Thursday, 12 December 2019

What to do with Amaury

Part of a letter from John Peckham, Archbishop of Canterbury, to Pope Martin IV. This is dated April 1282 and concerns the release of Amaury de Montfort from prison.




Amaury was the youngest son of Simon de Monfort. He was the brother of Guy, the murderer of Henry of Almaine, and a papal chaplain and graduate of the Schools of Padua in Italy. Described as ‘a litigious man with a vitriolic tongue’, he accompanied his sister Eleanor in 1275 on their ill-fated voyage to North Wales. Amaury had been forbidden by Edward I from setting foot anywhere in the British Isles; in his defence Prince Llywelyn wrote to the king and claimed that Amaury had not intended to get off the ship.

Unsurprisingly, this argument cut no ice. Amaury was imprisoned at Corfe Castle for seven years, where he wrote a poem complaining of his unjust treatment. He cannot have been comforted by the knowledge that Corfe was the scene of the murder of Maud de Braose and her son, starved to death by Edward’s grandfather, King John. Later Archbishop Peckham was allowed to be Amaury’s warden, responsible for his safe-keeping. One pope after another begged Edward to release him. At last the archbishop, in a personal interview with the king at the castle of Devizes, in April 1282, got Edward’s consent to Amaury’s departure form the country.


As the archbishop observed in the report to Pope Martin IV, the timing was awkward. War in Wales had begun again, news which, in the common opinion, suggested the detention rather than the release of Amaury. The king decided to let him go against the counsel of the magnates of the realm, even though ‘the wishes and counsel of no few had been to the contrary’.
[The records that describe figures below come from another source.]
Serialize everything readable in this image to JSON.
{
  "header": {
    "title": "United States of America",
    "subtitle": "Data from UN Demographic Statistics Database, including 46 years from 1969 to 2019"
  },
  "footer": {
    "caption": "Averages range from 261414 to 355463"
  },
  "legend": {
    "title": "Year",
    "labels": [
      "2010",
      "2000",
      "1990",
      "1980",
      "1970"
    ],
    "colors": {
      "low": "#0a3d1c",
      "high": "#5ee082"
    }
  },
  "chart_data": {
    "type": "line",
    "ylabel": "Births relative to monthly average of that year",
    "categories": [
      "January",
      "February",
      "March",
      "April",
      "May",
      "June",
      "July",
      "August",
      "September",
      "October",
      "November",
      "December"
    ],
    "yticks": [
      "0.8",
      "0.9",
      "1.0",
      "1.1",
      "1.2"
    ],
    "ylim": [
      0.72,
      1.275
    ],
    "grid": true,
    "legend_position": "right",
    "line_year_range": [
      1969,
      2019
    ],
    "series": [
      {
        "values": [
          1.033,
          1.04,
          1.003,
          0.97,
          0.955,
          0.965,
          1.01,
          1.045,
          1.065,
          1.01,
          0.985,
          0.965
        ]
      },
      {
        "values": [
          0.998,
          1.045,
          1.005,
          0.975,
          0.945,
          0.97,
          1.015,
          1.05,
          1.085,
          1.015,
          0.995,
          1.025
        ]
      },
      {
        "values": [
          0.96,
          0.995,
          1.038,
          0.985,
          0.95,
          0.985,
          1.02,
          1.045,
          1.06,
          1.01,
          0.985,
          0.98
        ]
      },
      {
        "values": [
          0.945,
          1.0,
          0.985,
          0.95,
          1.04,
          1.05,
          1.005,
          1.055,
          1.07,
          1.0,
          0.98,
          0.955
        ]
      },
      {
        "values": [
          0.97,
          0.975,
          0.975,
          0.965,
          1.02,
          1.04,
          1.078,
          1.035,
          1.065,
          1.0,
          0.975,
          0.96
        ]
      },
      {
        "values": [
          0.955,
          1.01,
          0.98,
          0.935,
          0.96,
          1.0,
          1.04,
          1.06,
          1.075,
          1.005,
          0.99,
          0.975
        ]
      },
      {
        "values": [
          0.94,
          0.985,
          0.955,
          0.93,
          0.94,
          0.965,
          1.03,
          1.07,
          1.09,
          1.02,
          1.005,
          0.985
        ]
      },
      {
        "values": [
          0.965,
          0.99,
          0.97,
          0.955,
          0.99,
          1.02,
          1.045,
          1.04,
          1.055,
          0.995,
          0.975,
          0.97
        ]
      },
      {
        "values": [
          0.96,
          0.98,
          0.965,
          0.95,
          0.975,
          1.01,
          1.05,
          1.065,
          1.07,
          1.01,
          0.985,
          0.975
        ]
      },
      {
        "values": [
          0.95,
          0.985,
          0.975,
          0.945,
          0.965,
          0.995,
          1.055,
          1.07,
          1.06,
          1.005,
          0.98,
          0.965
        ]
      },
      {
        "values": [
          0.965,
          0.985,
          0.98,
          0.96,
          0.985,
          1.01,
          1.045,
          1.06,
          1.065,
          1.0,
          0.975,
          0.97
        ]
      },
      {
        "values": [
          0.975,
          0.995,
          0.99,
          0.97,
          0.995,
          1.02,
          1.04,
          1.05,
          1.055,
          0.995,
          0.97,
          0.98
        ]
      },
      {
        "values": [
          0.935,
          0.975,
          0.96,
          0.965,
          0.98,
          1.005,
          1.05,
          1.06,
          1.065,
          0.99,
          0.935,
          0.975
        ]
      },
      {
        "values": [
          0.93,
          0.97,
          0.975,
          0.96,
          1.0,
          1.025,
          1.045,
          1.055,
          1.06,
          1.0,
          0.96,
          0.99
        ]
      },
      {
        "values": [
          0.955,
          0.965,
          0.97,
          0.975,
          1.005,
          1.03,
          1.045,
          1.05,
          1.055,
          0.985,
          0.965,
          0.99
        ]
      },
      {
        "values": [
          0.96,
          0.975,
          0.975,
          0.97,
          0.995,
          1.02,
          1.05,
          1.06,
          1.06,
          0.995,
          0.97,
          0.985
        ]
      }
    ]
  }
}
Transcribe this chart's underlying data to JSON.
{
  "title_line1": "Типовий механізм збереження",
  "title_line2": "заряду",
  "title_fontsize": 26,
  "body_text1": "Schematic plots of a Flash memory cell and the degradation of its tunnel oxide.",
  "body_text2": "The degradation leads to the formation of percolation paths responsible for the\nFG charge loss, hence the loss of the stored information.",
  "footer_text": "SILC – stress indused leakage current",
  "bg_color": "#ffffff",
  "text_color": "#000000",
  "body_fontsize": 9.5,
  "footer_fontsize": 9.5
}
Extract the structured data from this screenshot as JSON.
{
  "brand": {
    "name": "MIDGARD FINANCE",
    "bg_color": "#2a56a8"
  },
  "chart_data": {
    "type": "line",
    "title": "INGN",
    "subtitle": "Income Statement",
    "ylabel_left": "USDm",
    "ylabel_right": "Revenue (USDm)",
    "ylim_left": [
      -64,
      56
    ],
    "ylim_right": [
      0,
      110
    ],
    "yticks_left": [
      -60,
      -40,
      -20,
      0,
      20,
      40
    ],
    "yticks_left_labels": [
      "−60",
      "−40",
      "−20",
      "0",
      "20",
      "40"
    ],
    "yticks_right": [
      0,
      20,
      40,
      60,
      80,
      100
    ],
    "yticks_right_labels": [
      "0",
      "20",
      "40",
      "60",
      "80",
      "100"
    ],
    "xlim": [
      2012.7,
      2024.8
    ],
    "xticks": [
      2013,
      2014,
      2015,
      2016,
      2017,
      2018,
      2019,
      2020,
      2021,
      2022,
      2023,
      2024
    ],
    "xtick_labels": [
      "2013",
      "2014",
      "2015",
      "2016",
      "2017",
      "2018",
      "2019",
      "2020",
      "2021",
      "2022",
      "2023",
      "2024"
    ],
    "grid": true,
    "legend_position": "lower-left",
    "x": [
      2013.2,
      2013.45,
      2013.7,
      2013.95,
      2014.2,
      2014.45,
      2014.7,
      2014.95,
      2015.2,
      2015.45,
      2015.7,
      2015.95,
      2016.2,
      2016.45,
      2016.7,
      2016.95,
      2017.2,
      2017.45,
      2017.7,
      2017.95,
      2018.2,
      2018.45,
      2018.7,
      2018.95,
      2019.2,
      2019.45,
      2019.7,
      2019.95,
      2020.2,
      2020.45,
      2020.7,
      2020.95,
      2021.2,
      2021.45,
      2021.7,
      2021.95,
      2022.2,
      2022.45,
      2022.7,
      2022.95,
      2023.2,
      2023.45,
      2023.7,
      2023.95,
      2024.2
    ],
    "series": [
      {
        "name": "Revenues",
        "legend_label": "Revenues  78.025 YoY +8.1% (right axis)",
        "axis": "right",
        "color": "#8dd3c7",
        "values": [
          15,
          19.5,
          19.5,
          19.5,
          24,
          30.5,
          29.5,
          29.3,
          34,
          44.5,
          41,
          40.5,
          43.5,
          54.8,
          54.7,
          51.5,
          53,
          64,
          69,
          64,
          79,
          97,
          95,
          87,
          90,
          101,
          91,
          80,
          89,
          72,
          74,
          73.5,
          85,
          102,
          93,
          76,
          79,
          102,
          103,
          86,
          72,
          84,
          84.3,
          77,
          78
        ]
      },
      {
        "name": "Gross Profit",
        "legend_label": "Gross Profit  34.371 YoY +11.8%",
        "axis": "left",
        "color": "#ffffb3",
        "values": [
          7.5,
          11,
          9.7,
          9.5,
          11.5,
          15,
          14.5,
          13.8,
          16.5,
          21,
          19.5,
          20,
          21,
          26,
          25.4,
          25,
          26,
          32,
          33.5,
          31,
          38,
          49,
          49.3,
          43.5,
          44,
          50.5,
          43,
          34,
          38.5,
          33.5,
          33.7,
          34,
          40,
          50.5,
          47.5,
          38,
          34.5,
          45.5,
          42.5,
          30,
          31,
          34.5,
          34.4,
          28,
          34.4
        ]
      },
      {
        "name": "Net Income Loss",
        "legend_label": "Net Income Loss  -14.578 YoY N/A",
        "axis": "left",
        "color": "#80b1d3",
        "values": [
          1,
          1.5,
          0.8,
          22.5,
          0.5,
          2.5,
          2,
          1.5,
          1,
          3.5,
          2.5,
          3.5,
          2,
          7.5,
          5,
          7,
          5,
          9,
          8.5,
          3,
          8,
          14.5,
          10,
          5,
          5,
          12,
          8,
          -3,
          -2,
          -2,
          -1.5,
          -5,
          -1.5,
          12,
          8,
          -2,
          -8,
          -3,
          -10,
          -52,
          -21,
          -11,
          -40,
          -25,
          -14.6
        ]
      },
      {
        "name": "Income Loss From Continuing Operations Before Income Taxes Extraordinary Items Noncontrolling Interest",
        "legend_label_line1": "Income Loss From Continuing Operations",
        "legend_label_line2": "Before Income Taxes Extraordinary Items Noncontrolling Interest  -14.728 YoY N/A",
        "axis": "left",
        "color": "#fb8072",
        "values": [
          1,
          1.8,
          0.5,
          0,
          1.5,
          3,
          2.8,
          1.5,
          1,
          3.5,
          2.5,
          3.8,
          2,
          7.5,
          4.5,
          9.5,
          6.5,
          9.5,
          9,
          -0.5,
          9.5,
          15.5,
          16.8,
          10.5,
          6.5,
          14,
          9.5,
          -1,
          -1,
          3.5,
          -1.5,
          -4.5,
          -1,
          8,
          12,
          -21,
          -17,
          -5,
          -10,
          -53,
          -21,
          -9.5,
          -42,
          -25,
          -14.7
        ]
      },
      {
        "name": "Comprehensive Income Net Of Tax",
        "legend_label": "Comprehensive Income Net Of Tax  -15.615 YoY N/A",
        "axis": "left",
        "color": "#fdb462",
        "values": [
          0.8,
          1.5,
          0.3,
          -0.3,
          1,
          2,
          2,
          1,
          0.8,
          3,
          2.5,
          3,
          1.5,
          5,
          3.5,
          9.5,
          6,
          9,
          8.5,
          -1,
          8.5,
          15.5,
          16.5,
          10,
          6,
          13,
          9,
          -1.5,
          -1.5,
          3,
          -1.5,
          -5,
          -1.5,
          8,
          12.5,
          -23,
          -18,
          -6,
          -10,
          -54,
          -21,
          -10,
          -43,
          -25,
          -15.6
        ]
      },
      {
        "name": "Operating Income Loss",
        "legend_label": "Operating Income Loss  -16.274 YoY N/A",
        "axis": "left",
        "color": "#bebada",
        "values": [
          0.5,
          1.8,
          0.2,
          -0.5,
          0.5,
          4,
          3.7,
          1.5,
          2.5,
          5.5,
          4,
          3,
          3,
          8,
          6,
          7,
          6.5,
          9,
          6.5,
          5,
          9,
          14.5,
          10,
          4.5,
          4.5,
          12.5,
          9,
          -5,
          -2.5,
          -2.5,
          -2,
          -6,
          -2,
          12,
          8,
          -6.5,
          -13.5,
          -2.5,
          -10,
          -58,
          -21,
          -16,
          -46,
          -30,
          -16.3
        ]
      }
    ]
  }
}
It seems the king simply wanted to be rid of the Montforts. Amaury was required to swear a solemn oath that he would never return to England. Amaury immediately went to France and on 22 May wrote to the king from Arras, thanking him for his grace, promising fidelity, and asking for liberty ‘to recover his rights’. The demand was either refused or ignored, so in December 1284 he began a suit in the court of Rome against Edmund, the king’s brother, for restitution of his inheritance. Amaury made little progress with his claim. He is known to have been in Paris in June 1286, and upon the death of his brother Guy renounced holy orders and took up knighthood. Amaury is thought to have retired to Italy and died in 1292, unmarried and childless.